I would like to ask if it is possible to apply this function to a data.table approach:
myfunction <- function(i) {
a <- test.dt[i, 1:21, with = F]
final <- t((t(b) == a) * value)
final[is.na(final)] <- 0
sum.value <- rowSums(final)
final1 <- cbind(train.dt, sum.value)
final1 <- final1[order(-sum.value),]
final1 <- final1[final1$sum.value > 0,]
suggestion <- unique(final1[, 22, with = F])
suggestion <- suggestion[1:5, ]
return(suggestion)
}
This is a custom kNN function I made to be used on character columns. It gives top 5 suggestions/predictions. However, It has performance issues on my end if it is performed on large test data (I cannot tweak it myself so far).
The variables used are as folllows:
train.dt -- the training data, includes 22 columns (21 features, 1 label column)
test.dt -- the test data, same structure as training data
value -- a vector that contains the weights/importance value of 21 features
sum.value -- sum of all the weights on value vector (sum(value))
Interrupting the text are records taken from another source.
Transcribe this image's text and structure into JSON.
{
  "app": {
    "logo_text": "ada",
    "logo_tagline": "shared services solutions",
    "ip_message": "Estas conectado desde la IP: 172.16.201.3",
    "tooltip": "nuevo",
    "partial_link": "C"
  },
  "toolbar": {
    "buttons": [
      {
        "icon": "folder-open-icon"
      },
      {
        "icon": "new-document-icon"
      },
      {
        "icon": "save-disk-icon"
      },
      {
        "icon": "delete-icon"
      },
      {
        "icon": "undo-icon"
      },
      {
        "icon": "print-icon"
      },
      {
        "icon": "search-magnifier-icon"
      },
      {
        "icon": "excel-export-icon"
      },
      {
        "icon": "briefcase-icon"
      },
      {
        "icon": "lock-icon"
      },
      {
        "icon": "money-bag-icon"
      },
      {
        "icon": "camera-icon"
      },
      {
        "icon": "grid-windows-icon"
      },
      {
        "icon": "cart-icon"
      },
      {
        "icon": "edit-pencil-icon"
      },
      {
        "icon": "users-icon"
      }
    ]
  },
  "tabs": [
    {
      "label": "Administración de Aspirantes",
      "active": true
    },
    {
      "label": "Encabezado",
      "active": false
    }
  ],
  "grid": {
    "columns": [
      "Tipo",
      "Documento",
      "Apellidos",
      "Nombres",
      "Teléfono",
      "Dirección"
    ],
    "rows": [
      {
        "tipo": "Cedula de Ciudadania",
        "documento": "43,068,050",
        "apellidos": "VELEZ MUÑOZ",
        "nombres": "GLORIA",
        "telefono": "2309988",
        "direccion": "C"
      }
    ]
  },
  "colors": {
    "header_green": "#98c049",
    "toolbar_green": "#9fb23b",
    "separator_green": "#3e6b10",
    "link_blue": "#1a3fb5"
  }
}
b -- has the same data as the training data, but excluding the label column
a -- has the same data as the test data, but excluding the label column
suggestion -- the output
Also, I want to use lapply (or any appropriate apply family) on this function, and the i variable
in the function pertains to the row number on the test data: meaning, I want to apply it on each rows of the test data. I cannot make it yet.
Hope you can understand and thank you in advance!